Barbies, bumper stickers, immigration, infotainment, mental illness, discrimination and sports-hero worship: These are just a few of the cultural phenomena that American-studies majors are tackling for their thesis projects this spring.
All offer in-depth glimpses of American life. But two are especially near to the researchers' hearts, because they spring from personal experiences.
"Hot mom" alert!
Alexis Kuzma '13 offers a feminist critique of the "hot mom" trend—the commerce and practice of encouraging middle-aged American moms to be active, fit and trim.
"I am questioning whether this trend is empowering for women, in that they can broaden their identities and claim their sexualities—since, historically, motherhood and sexuality have been seen as mutually exclusive—or whether it merely reinforces patriarchy by adding 'must be beautiful' to the already long list of things women need to do to have worth in America," she explains.
Kuzma says that while she has long been aware of the pressures placed on young, single women to meet societal beauty standards, she didn't think much about the messaging aimed at mothers until her sophomore year, when her own mother lost 75 pounds.
Researching a paper about midlife female bodybuilders, Kuzma became increasingly aware of the underlying pressures mothers face.
"I found that there are a plethora of advice books for women on mothering, and not just on breastfeeding, but on how to 'get your body back,' 'rock a minivan' and have play dates with mom-tinis," Kuzma says. "I wondered: Where are the men's parenting books? Why aren't there baby-changing stations in all men's rooms? Why should women feel pressured to 'get their body back' in weeks' time when they just spent nine months creating a new life?"
Patriotic fervor: a personal view
Marcy Isaacson '13 is a native New Yorker who celebrated her 10th birthday on Sept. 11, 2001. Her father worked in the World Financial Center, across the street from the World Trade Center, and her neighborhood lost many fire-department volunteers to the rescue effort.
"This was a very significant event for me personally, as well as an event that changed America and the world on many levels," she says. "It got me aware of, and interested in, domestic issues at an early age."
Soon after the attacks, a family friend gave Isaacson's mother an American flag, and in the months that followed, the 10-year-old Issacson noticed many more flags dotting her neighborhood.
"People who never really thought they were patriotic or had never used the flag before—even people who didn't agree with President Bush's foreign policy—used flags after 9/11 to show patriotism and support for the country," she recalls. "And when I went on vacation with my family, I saw that this wasn't just in New York. It was all over the country."

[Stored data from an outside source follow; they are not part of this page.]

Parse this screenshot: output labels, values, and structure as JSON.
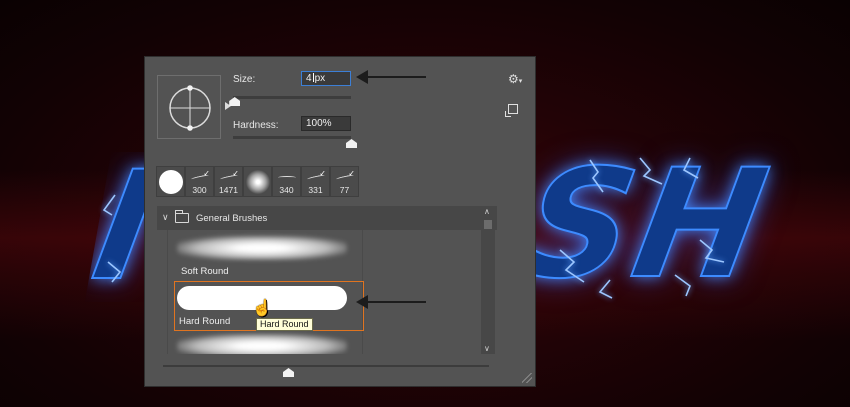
{
  "background": {
    "artwork_text_left": "I",
    "artwork_text_right": "SH"
  },
  "brush_panel": {
    "size_label": "Size:",
    "size_value": "4",
    "size_unit": "px",
    "size_level": 0.01,
    "hardness_label": "Hardness:",
    "hardness_value": "100%",
    "hardness_level": 1.0,
    "settings_icon": "gear-icon",
    "new_preset_icon": "new-preset-icon",
    "recent_tips": [
      {
        "label": ""
      },
      {
        "label": "300"
      },
      {
        "label": "1471"
      },
      {
        "label": ""
      },
      {
        "label": "340"
      },
      {
        "label": "331"
      },
      {
        "label": "77"
      }
    ],
    "group_name": "General Brushes",
    "brushes": [
      {
        "label": "Soft Round"
      },
      {
        "label": "Hard Round"
      }
    ],
    "tooltip": "Hard Round",
    "accent_color": "#e07420",
    "active_field_color": "#3c7fd6"
  }
}
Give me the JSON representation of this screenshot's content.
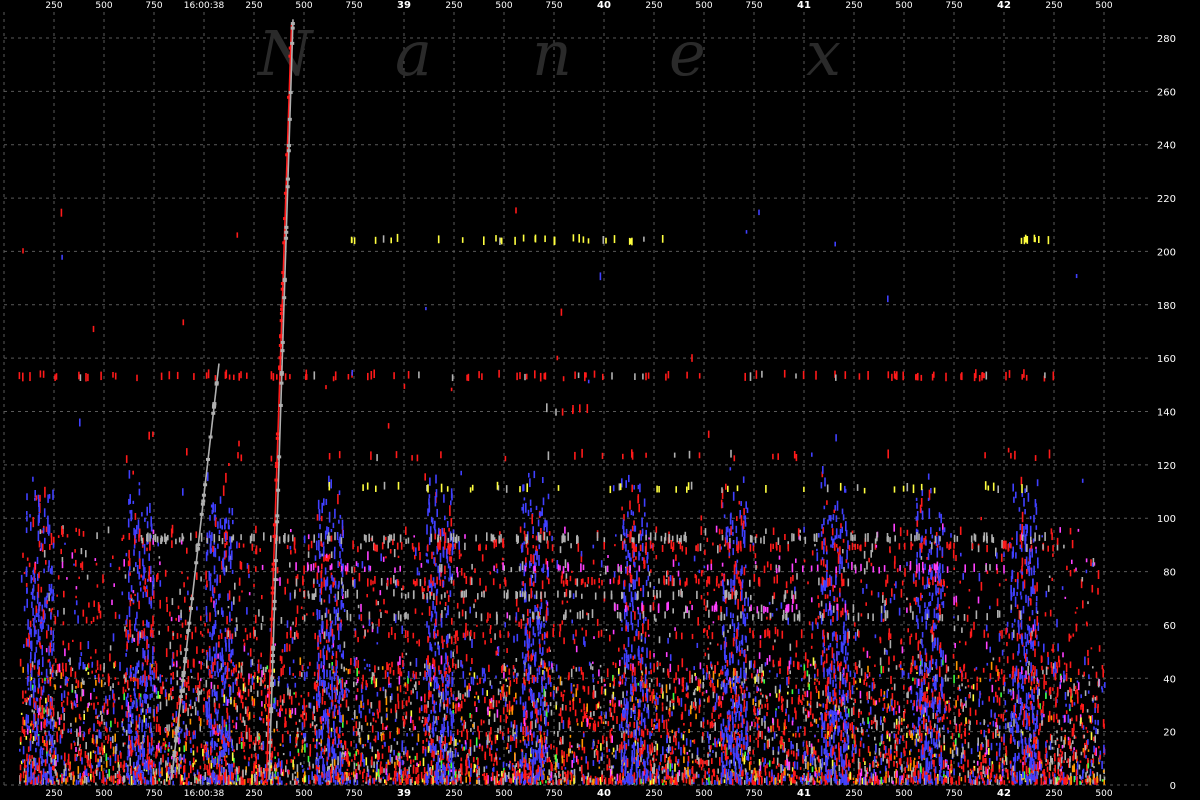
{
  "chart_data": {
    "type": "scatter",
    "watermark": [
      "N",
      "a",
      "n",
      "e",
      "x"
    ],
    "x_tick_labels": [
      "250",
      "500",
      "750",
      "16:00:38",
      "250",
      "500",
      "750",
      "39",
      "250",
      "500",
      "750",
      "40",
      "250",
      "500",
      "750",
      "41",
      "250",
      "500",
      "750",
      "42",
      "250",
      "500"
    ],
    "x_tick_bold": [
      false,
      false,
      false,
      false,
      false,
      false,
      false,
      true,
      false,
      false,
      false,
      true,
      false,
      false,
      false,
      true,
      false,
      false,
      false,
      true,
      false,
      false
    ],
    "y_ticks": [
      0,
      20,
      40,
      60,
      80,
      100,
      120,
      140,
      160,
      180,
      200,
      220,
      240,
      260,
      280
    ],
    "ylim": [
      0,
      290
    ],
    "xlim": [
      0,
      22
    ],
    "grid": true,
    "colors": {
      "background": "#000000",
      "grid": "#5a5a5a",
      "text": "#ffffff",
      "watermark": "#2a2a2a",
      "series": [
        "#ff1a1a",
        "#4040ff",
        "#b0b0b0",
        "#ffff40",
        "#ff9900",
        "#40ff40",
        "#ff40ff",
        "#40c0c0"
      ]
    },
    "spikes": [
      {
        "x0": 3.35,
        "y0": 2,
        "x1": 4.3,
        "y1": 158,
        "color": "#b0b0b0"
      },
      {
        "x0": 5.25,
        "y0": 2,
        "x1": 5.75,
        "y1": 285,
        "color": "#ff1a1a"
      },
      {
        "x0": 5.3,
        "y0": 2,
        "x1": 5.78,
        "y1": 287,
        "color": "#b0b0b0"
      }
    ],
    "horizontal_bands": [
      {
        "y": 203,
        "x0": 6.6,
        "x1": 13.2,
        "color": "#ffff40",
        "density": 0.3
      },
      {
        "y": 203,
        "x0": 20.3,
        "x1": 20.9,
        "color": "#ffff40",
        "density": 0.8
      },
      {
        "y": 152,
        "x0": 0.2,
        "x1": 21.0,
        "color": "#ff1a1a",
        "density": 0.35
      },
      {
        "y": 139,
        "x0": 10.8,
        "x1": 11.8,
        "color": "#ff1a1a",
        "density": 0.4
      },
      {
        "y": 122,
        "x0": 2.9,
        "x1": 21.0,
        "color": "#ff1a1a",
        "density": 0.12
      },
      {
        "y": 110,
        "x0": 6.4,
        "x1": 21.0,
        "color": "#ffff40",
        "density": 0.2
      },
      {
        "y": 91,
        "x0": 2.6,
        "x1": 21.0,
        "color": "#b0b0b0",
        "density": 0.55
      },
      {
        "y": 88,
        "x0": 5.8,
        "x1": 21.0,
        "color": "#ff1a1a",
        "density": 0.4
      },
      {
        "y": 80,
        "x0": 5.8,
        "x1": 20.0,
        "color": "#ff40ff",
        "density": 0.35
      },
      {
        "y": 75,
        "x0": 5.6,
        "x1": 19.0,
        "color": "#ff1a1a",
        "density": 0.45
      },
      {
        "y": 70,
        "x0": 5.6,
        "x1": 16.3,
        "color": "#b0b0b0",
        "density": 0.45
      },
      {
        "y": 65,
        "x0": 12.0,
        "x1": 17.0,
        "color": "#ff40ff",
        "density": 0.5
      },
      {
        "y": 62,
        "x0": 5.8,
        "x1": 20.5,
        "color": "#b0b0b0",
        "density": 0.35
      },
      {
        "y": 55,
        "x0": 2.2,
        "x1": 21.0,
        "color": "#ff1a1a",
        "density": 0.3
      }
    ],
    "dense_columns_blue": [
      0.7,
      2.7,
      4.3,
      6.5,
      8.7,
      10.6,
      12.6,
      14.6,
      16.6,
      18.5,
      20.4
    ],
    "band_floor": {
      "y0": 0,
      "y1": 45
    },
    "band_mid": {
      "y0": 20,
      "y1": 95
    }
  }
}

At Dickinson, Isaacson wrote several research papers about the 9/11 attack. She was reminded of her particular interest in American flags while studying in Bologna, Italy, last year.
"Every time I went home for breaks, I noticed how many flags there were in New York, but when I got to Italy, there were hardly any flags on display at all," she says. "I realized that the flag mania I'd seen in New York and across the United States is really an American phenomenon. That fascinated me."
In her thesis, she zeroes in on the increased displays of the American flag in post-9/11 America and the sweeping cultural changes they signify. "Patriotism became multifaceted after 9/11, because Sept. 11 altered our country's history," she explains. "America was vulerable, and that has had a huge effect."
Bringing it home
With their thesis deadlines looming, Kuzma and Isaacson are fully immersed in their work. They admit that the 35-page minimum requirement is daunting, since that's about 15 pages more than the longest paper they've ever turned in.
"It's an intense experience," says Kuzma. "And it teaches you self-discipline, because you have to do most of the work outside of class."
But with guidance from their professor, the seniors meet regularly with classmates to discuss progress, offer suggestions and co-edit each other's work. That support system, in and out of the classroom, has made a world of difference, Isaacson says.
"It's good to get feedback from people who have had different experiences," she explains. "And because not everyone is familiar with your topic, you have to learn to present complex ideas in a simplified way. It’s really hard work, but it’s such a good experience."